Hi folks,
This one’s a long shot but thought I might as well throw the idea out there:
I often make use of Postgres’ generate_series() to generate reports aggregating data against a date range in buckets of intervals like hourly, weekly, monthly etc.
You can normally aggregate in intervals like hourly, weekly etc if you can transform timestamps to match the interval and then do group by on that transform but generate_series() improves this in 2 ways:
- you can generate aggregates for intervals for which there’s no easy way to determine what interval the timestamp is in eg 5 min or fortnightly intervals (ie there’s no “date_trunc()” / “extract(‘week’)” equivalent)
- you can aggregate densely stored data and still generate intervals for the gaps between your data. generate_series() is often used as a left/right join in order to generate the nulls/zeroes.
Unfortunately the only way to use generate_series() right now is with raw SQL. I don’t mind SQL but deviating from the standard queryset code has its disadvantages.
I’ve been playing around with the idea of creating a GenerateSeries expression that you can annotate to a queryset and just used it successfully to generate a 12 month report with aggregates per month. It made the code a lot more concise & easier to read.

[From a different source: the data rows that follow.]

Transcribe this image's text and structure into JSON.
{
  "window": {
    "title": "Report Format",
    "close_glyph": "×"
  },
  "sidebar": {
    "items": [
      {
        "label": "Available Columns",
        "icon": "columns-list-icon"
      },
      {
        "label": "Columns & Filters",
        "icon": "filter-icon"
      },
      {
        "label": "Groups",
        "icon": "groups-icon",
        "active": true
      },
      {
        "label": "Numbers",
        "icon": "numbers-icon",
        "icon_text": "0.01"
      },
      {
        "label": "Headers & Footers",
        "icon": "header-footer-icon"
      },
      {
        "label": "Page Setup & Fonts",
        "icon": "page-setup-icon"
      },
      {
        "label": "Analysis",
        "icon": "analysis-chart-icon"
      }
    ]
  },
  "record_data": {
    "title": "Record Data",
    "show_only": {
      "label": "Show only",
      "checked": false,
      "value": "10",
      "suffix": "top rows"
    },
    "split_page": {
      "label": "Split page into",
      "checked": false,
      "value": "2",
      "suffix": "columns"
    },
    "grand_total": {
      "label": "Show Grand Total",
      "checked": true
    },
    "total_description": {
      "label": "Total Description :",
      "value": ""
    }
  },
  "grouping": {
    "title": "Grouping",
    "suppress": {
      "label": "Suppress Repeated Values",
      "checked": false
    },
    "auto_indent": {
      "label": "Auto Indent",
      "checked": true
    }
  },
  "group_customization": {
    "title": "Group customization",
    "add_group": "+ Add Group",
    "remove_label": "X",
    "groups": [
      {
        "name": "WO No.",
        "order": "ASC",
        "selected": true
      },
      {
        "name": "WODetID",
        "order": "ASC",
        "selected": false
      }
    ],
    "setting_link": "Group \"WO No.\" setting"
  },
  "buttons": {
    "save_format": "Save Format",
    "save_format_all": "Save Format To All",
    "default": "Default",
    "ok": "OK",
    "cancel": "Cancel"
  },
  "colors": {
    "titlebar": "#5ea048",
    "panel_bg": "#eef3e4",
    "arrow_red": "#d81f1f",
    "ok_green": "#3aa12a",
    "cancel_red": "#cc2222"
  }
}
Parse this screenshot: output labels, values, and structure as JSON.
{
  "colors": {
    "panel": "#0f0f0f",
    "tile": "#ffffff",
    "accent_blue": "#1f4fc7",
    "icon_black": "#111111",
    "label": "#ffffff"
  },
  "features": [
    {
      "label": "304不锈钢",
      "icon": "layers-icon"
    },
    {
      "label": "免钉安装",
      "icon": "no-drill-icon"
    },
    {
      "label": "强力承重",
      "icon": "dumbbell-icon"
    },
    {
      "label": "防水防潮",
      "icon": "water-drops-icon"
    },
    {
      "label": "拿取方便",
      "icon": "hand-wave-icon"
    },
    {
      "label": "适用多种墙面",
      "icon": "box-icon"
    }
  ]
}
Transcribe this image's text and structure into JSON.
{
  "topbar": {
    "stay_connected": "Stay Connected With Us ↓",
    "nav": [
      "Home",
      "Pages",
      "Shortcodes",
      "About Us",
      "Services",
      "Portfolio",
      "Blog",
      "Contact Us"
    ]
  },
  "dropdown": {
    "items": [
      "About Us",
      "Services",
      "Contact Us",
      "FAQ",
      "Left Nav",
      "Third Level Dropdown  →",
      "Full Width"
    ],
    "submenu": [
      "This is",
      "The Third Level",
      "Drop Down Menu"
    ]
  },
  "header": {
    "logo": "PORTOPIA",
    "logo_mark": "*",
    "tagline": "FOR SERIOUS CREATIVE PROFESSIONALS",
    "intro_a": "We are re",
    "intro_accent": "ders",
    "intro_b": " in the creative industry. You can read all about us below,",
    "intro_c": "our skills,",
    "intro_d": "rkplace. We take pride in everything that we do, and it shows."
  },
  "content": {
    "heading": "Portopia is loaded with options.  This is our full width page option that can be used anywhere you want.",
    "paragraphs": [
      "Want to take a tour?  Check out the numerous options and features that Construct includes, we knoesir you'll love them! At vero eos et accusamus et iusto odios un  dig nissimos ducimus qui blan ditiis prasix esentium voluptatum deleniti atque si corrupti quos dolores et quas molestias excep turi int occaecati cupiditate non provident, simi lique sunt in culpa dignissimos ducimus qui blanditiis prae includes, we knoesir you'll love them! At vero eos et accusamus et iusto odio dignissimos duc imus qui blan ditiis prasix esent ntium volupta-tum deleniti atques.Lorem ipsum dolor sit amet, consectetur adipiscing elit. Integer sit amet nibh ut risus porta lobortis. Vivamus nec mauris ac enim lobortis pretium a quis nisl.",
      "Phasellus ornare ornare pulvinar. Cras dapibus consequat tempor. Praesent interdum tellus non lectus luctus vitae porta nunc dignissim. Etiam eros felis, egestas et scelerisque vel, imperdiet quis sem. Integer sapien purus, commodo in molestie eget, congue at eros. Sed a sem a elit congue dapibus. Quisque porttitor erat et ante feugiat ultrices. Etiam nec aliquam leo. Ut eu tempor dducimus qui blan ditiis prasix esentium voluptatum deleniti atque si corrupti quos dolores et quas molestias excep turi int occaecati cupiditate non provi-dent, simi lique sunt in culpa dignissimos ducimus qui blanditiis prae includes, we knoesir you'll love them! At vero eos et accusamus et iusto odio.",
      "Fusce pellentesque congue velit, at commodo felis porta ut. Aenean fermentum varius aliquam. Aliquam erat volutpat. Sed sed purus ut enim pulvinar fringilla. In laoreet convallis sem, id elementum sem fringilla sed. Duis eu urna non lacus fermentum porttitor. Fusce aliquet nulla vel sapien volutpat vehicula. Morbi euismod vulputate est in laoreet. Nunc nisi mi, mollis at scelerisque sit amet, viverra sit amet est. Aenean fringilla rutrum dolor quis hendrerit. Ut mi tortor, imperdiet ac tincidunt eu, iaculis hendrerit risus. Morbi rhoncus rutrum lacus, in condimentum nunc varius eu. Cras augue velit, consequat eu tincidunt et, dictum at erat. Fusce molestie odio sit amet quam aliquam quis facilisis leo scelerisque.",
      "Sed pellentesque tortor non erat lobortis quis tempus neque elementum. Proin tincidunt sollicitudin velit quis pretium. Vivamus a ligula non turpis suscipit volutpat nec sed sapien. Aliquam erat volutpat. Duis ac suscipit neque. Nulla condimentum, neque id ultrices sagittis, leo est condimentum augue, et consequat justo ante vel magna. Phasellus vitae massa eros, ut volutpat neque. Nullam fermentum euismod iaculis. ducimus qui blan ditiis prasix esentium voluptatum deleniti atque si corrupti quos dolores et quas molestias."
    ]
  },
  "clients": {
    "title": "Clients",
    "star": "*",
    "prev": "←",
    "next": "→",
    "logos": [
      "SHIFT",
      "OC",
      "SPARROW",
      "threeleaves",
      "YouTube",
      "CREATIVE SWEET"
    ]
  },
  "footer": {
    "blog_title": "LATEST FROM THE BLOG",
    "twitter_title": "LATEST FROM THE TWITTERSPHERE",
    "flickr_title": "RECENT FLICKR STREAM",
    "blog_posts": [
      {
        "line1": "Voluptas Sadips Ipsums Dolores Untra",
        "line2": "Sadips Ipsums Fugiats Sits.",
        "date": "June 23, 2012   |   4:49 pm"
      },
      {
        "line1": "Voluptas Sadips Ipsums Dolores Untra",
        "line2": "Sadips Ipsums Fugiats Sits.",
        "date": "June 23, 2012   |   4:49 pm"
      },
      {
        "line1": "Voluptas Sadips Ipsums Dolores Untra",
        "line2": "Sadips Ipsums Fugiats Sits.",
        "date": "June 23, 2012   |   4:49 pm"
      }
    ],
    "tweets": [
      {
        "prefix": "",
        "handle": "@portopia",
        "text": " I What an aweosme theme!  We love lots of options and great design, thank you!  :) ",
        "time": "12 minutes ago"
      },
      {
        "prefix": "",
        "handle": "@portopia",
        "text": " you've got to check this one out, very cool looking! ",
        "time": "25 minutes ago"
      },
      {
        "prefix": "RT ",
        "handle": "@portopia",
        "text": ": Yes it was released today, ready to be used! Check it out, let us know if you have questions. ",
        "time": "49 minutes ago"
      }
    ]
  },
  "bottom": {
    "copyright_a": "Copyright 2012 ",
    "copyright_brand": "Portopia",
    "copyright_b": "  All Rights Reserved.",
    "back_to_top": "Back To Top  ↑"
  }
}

Here’s what I came up with so far: https://github.com/shangxiao/stupid-django-tricks/tree/master/custom_joins
Basic usage is like so:
class Data(Model):
timestamp = DateTimeField()
data = IntegerField()
series = GenerateSeries(
start=datetime(2000, 1, 1, tzinfo=utc), # start and stop can also be expressions so that you can date_trunc() if need be!
stop=datetime(2000, 1, 5, tzinfo=utc),
step=timedelta(days=1),
join_condition=Q(
timestamp__gte=SeriesRef(), # a ref is required in order to allow the join to refer back to the series and define the interval boundaries
timestamp__lte=SeriesRef() + Value(timedelta(days=1)),
),
alias="series",
)
dataset = (
Data.objects.annotate(series)
.values("series")
.annotate(sum=Coalesce(Sum("data"), 0))
.values("series", "sum")
.order_by("series")
)
Anyone else think generate_series() would be useful to have?
Edit: I just want to point out the solution above isn’t perfect. To get the resultset to have types of timestamp with timezone
you must select the series like so: "series"."timestamptz"
. I couldn’t see any way to do this without adding a small RawSQL annotation to alias result.